Sarah Silverman says she was canned from a ’90s sitcom for kissing her co-star with too much tongue.

The comedian revealed for the first time that she’d been cast in the short-lived 1995 NBC show “Pride & Joy,” but got fired for French kissing on-camera.

“I looked 15 and was hired to play a wife, mother, architect in New York City,” she explained of her role in the show opposite Craig Bierko at live Q&A event with fans for RushTix (per The Hollywood Reporter).

When the script called for a sitcom peck, “I just fully did an open-mouth tongue kiss every time. I didn’t know better, and nobody said anything!” Silverman recalled.

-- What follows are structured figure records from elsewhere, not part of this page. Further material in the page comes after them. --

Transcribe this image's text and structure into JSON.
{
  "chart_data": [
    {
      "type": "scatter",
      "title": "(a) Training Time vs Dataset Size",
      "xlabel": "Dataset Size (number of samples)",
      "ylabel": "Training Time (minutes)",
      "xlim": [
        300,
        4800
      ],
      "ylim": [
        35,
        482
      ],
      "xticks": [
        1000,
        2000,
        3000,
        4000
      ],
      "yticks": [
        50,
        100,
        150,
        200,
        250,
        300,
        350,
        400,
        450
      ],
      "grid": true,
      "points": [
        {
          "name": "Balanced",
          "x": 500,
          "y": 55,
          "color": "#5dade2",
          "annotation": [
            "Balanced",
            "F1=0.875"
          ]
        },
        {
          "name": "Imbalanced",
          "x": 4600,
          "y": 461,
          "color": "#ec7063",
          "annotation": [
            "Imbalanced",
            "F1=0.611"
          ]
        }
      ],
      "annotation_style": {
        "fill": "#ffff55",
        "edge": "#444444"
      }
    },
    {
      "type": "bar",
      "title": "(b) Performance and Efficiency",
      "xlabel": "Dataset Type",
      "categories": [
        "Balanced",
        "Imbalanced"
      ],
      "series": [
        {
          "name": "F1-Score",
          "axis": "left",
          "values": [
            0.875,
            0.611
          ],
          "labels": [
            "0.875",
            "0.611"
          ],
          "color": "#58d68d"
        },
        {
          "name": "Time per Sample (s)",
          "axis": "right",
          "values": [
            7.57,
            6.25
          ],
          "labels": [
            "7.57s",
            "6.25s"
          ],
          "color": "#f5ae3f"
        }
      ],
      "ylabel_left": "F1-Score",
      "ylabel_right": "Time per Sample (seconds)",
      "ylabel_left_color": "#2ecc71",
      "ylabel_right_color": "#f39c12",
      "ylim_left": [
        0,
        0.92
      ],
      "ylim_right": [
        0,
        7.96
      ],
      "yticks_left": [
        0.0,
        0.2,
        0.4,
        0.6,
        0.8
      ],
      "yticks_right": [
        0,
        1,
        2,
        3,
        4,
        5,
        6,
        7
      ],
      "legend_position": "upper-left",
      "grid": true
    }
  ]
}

She said her confusion was because she was referencing “Happy Days,” and “they made out hard in that.”

Silverman said that the show’s producers must have figured it was “easier to just fire me,” than to try and fix the slip of the tongue.

The comic is not listed in the credits for the show, and was replaced by Julie Warner. The sitcom lasted for only six episodes before being canceled. (According to IMDB, the show also starred Jeremy Piven, Caroline Rhea, and Jack Black in a small part.)

Before Silverman, 50, was cast on the ill-fated show, she’d been reportedly canned from “Saturday Night Live” — via fax — after a season. She has previously said of that experience: “I wrote not a single funny sketch.”

She followed up the “Pride & Joy” role with ’90s TV parts in “Star Trek: Voyager,” “Seinfeld” and “JAG,” before landing a regular role on the HBO cult hit “The Larry Sanders Show” in 1996.